What is the best algorithm to get maximum total value in binary tree?

I'm guessing you want the maximum sum of a path from the root of the tree to any child. With a minimax algorithm, you can acheive a time complexity of roughly O(2^N), where N is the depth of the tree.

However, I have here an O(N^2) dynamic programming solution to your problem, where N is the depth of the tree, and therefore O(N^2) is the scale of the number of nodes in the tree.

Define dp[i] to be the maximum sum of a path from the root of the tree to node i. Your base case is dp[root] = value of the root node. Iterate through the nodes from top to bottom (so root to child), and the dp function is

dp[node] = value_of_node[node]+max(dp[top_left_of[node]], dp[top_right_of[node]]);

Hopefully this is intuitive: the maximum sum of a path to a certain node has to come from either its top left or top right node.

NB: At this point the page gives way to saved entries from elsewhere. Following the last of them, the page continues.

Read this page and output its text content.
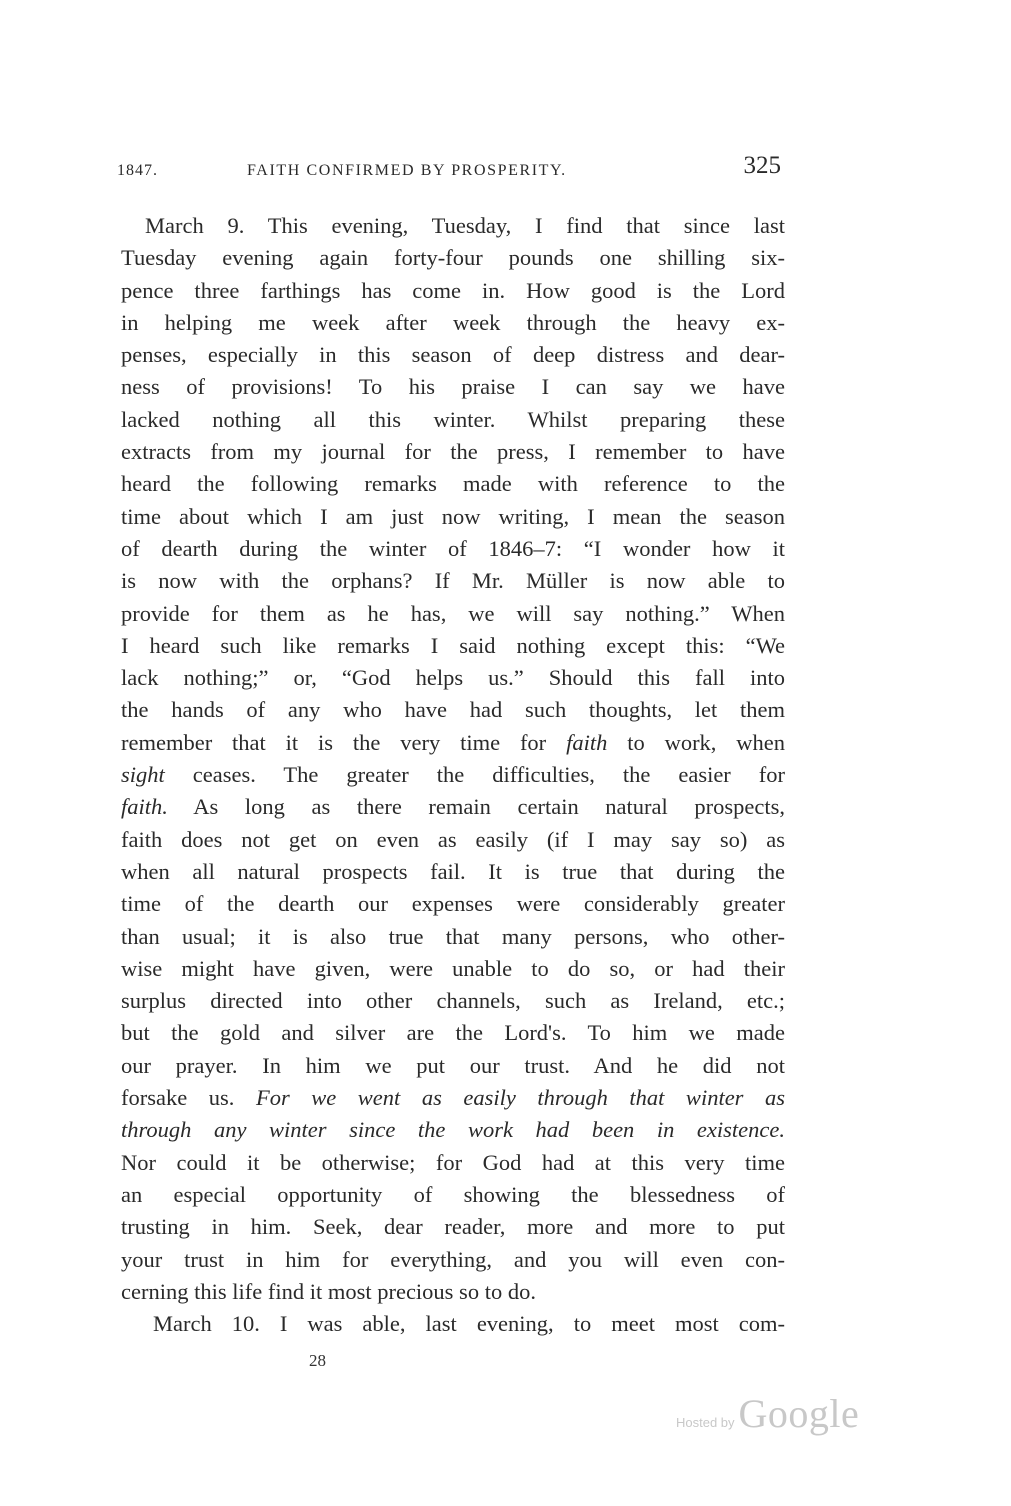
1847.	FAITH CONFIRMED BY PROSPERITY.	325
March 9. This evening, Tuesday, I find that since last
Tuesday evening again forty-four pounds one shilling six-
pence three farthings has come in. How good is the Lord
in helping me week after week through the heavy ex-
penses, especially in this season of deep distress and dear-
ness of provisions! To his praise I can say we have
lacked nothing all this winter. Whilst preparing these
extracts from my journal for the press, I remember to have
heard the following remarks made with reference to the
time about which I am just now writing, I mean the season
of dearth during the winter of 1846–7: “I wonder how it
is now with the orphans? If Mr. Müller is now able to
provide for them as he has, we will say nothing.” When
I heard such like remarks I said nothing except this: “We
lack nothing;” or, “God helps us.” Should this fall into
the hands of any who have had such thoughts, let them
remember that it is the very time for faith to work, when
sight ceases. The greater the difficulties, the easier for
faith. As long as there remain certain natural prospects,
faith does not get on even as easily (if I may say so) as
when all natural prospects fail. It is true that during the
time of the dearth our expenses were considerably greater
than usual; it is also true that many persons, who other-
wise might have given, were unable to do so, or had their
surplus directed into other channels, such as Ireland, etc.;
but the gold and silver are the Lord's. To him we made
our prayer. In him we put our trust. And he did not
forsake us. For we went as easily through that winter as
through any winter since the work had been in existence.
Nor could it be otherwise; for God had at this very time
an especial opportunity of showing the blessedness of
trusting in him. Seek, dear reader, more and more to put
your trust in him for everything, and you will even con-
cerning this life find it most precious so to do.
March 10. I was able, last evening, to meet most com-
28
Hosted by Google
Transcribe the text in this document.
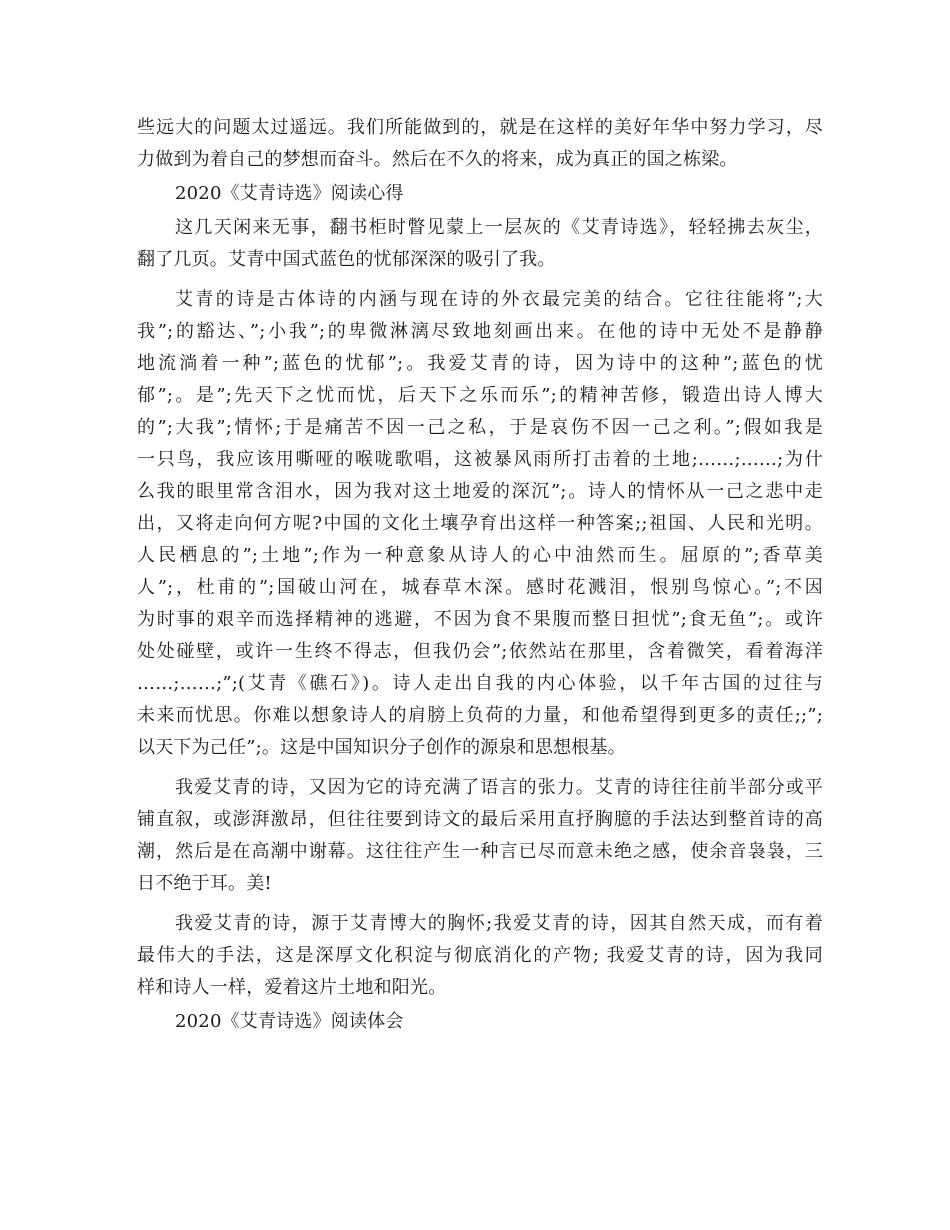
些远大的问题太过遥远。我们所能做到的，就是在这样的美好年华中努力学习，尽
力做到为着自己的梦想而奋斗。然后在不久的将来，成为真正的国之栋梁。
2020《艾青诗选》阅读心得
这几天闲来无事，翻书柜时瞥见蒙上一层灰的《艾青诗选》，轻轻拂去灰尘，
翻了几页。艾青中国式蓝色的忧郁深深的吸引了我。
艾青的诗是古体诗的内涵与现在诗的外衣最完美的结合。它往往能将”;大
我”;的豁达、”;小我”;的卑微淋漓尽致地刻画出来。在他的诗中无处不是静静
地流淌着一种”;蓝色的忧郁”;。我爱艾青的诗，因为诗中的这种”;蓝色的忧
郁”;。是”;先天下之忧而忧，后天下之乐而乐”;的精神苦修，锻造出诗人博大
的”;大我”;情怀;于是痛苦不因一己之私，于是哀伤不因一己之利。”;假如我是
一只鸟，我应该用嘶哑的喉咙歌唱，这被暴风雨所打击着的土地;……;……;为什
么我的眼里常含泪水，因为我对这土地爱的深沉”;。诗人的情怀从一己之悲中走
出，又将走向何方呢?中国的文化土壤孕育出这样一种答案;;祖国、人民和光明。
人民栖息的”;土地”;作为一种意象从诗人的心中油然而生。屈原的”;香草美
人”;，杜甫的”;国破山河在，城春草木深。感时花溅泪，恨别鸟惊心。”;不因
为时事的艰辛而选择精神的逃避，不因为食不果腹而整日担忧”;食无鱼”;。或许
处处碰壁，或许一生终不得志，但我仍会”;依然站在那里，含着微笑，看着海洋
……;……;”;(艾青《礁石》)。诗人走出自我的内心体验，以千年古国的过往与
未来而忧思。你难以想象诗人的肩膀上负荷的力量，和他希望得到更多的责任;;”;
以天下为己任”;。这是中国知识分子创作的源泉和思想根基。
我爱艾青的诗，又因为它的诗充满了语言的张力。艾青的诗往往前半部分或平
铺直叙，或澎湃激昂，但往往要到诗文的最后采用直抒胸臆的手法达到整首诗的高
潮，然后是在高潮中谢幕。这往往产生一种言已尽而意未绝之感，使余音袅袅，三
日不绝于耳。美!
我爱艾青的诗，源于艾青博大的胸怀;我爱艾青的诗，因其自然天成，而有着
最伟大的手法，这是深厚文化积淀与彻底消化的产物; 我爱艾青的诗，因为我同
样和诗人一样，爱着这片土地和阳光。
2020《艾青诗选》阅读体会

Your answer is the maximum of all the dp values of the children of the tree.

This question is equal to finding a path that has the maximum sum. The path must start from the root and end with a leaf node.

If the input is the root node of the binary tree, the answer is easy to figure out.

class Node:
    def __init__(self, val: int, left=None, right=None):
        self.val = val
        self.left = left
        self.right = right


def max_sum_path(root: Node) -> int:
    """

    :param root: Node
    :return: the max path sum
    """
    if not root:
        return 0
    return root.val + max(max_sum_path(root.left), max_sum_path(root.right))

If the input is the triangle(list). we can build the tree first.

# create node from each element
triangle = [[7], [3, 8], [8, 1, 0], [2, 7, 4, 4], [4, 5, 2, 6, 5]]
triangle_nodes = []
for level_val_lst in triangle:
    node_lst = [Node(e) for e in level_val_lst]
    triangle_nodes.append(node_lst)

# create tree
levels = len(triangle)
for level in range(levels - 1):
    node_lst = triangle_nodes[level]
    next_node_lst = triangle_nodes[level + 1]
    cnt_nodes = len(node_lst)
    for i, node in enumerate(node_lst):
        left_index = i
        right_index = i + 1
        node.left = next_node_lst[left_index]
        node.right = next_node_lst[right_index]
root = triangle_nodes[0][0]

res = max_sum_path(root)
print(res)

The triangle in the OP's post is a DAG (directed acyclic graph) while the recursive solution (posted by Abhinav Mathur) traverses it like a BT (binary tree) of the same height. So for the recursive solution to be O(N), N must be the number of nodes in the BT, not in the DAG. If N instead is the height of the BT (same as the DAG), the complexity becomes O(2^N) (as stated by Ryan Chang).

Since the triangle is a DAG, I suppose it is possible to reformulate the problem as Finding the Longest Path in a DAG (with the numbers in the triangle thought of as distances). It has linear complexity in the number of vertices and edges, O(V+E). That probably is the best one can do with this problem.